= Marianne Francois =

French-American fluid dynamics researcher

Marianne M. Francois is a French-American researcher in computational fluid dynamics at the Los Alamos National Laboratory in New Mexico. Her work includes the simulation of surface tension in fluids, heat transfer, and multiphase flow. She is division leader of the Theoretical Division at Los Alamos.

==Education and career==
Francois earned an engineering diploma at the EPF School of Engineering in 1997. After a master's degree from Embry–Riddle Aeronautical University in 1998, she completed a Ph.D. in aerospace engineering at the University of Florida in 2002, advised there by Wei Shyy.
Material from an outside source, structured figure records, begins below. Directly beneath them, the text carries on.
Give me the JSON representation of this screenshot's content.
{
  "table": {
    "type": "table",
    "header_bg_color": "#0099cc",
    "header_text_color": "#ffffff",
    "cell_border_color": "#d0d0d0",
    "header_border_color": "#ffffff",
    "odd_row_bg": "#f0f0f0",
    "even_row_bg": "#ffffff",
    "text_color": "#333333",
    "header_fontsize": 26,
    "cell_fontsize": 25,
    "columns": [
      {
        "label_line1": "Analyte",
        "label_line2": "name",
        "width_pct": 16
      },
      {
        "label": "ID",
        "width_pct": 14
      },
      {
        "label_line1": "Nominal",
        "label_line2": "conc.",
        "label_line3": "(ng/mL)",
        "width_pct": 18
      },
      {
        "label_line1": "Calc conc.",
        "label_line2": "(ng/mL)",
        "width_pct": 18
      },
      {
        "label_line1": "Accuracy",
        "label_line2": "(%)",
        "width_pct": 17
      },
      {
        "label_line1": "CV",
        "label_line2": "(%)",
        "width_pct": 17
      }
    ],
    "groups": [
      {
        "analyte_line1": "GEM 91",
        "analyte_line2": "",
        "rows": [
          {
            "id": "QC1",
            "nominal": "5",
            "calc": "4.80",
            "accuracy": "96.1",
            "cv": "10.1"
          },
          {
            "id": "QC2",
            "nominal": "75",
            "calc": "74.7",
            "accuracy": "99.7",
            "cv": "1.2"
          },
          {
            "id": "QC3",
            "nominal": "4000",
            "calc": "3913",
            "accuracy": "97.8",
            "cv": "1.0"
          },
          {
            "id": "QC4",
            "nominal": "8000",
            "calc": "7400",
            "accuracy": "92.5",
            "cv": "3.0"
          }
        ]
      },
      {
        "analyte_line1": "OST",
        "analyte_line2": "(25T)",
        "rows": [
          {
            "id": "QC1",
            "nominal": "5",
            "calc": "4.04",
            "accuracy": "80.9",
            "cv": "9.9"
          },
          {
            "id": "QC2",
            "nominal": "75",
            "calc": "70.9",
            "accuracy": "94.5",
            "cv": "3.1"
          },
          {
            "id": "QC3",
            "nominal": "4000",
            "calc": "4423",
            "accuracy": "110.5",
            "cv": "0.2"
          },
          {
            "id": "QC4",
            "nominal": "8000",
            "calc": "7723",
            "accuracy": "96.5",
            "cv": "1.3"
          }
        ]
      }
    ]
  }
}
She joined Los Alamos in 2002, and began working there in the Continuum Dynamics Group. She became deputy group leader in the Fluid Dynamics and Solid Mechanics group in 2012, group leader of the Methods and Algorithms group in 2015, and program manager for Physics and Engineering Models in 2018. She was named as division leader in 2020.

==Recognition==
The University of Florida's Department of Mechanical & Aerospace Engineering gave Francois its 2019-2020 Outstanding MAE Alumna Award, its highest honor for alumni.

She was named as an ASME Fellow in 2023.

==Personal life==
Francois earned a license as a private pilot in France after finishing high school. She serves as a captain in the Civil Air Patrol, through which she has flown search-and-rescue missions and helps mentor teenage volunteers. She is also a member of the Rio Grande Norte chapter of the Ninety-Nines, and through the Ninety-Nines has led aviation-related workshops for teen girls to encourage them to work in STEM fields.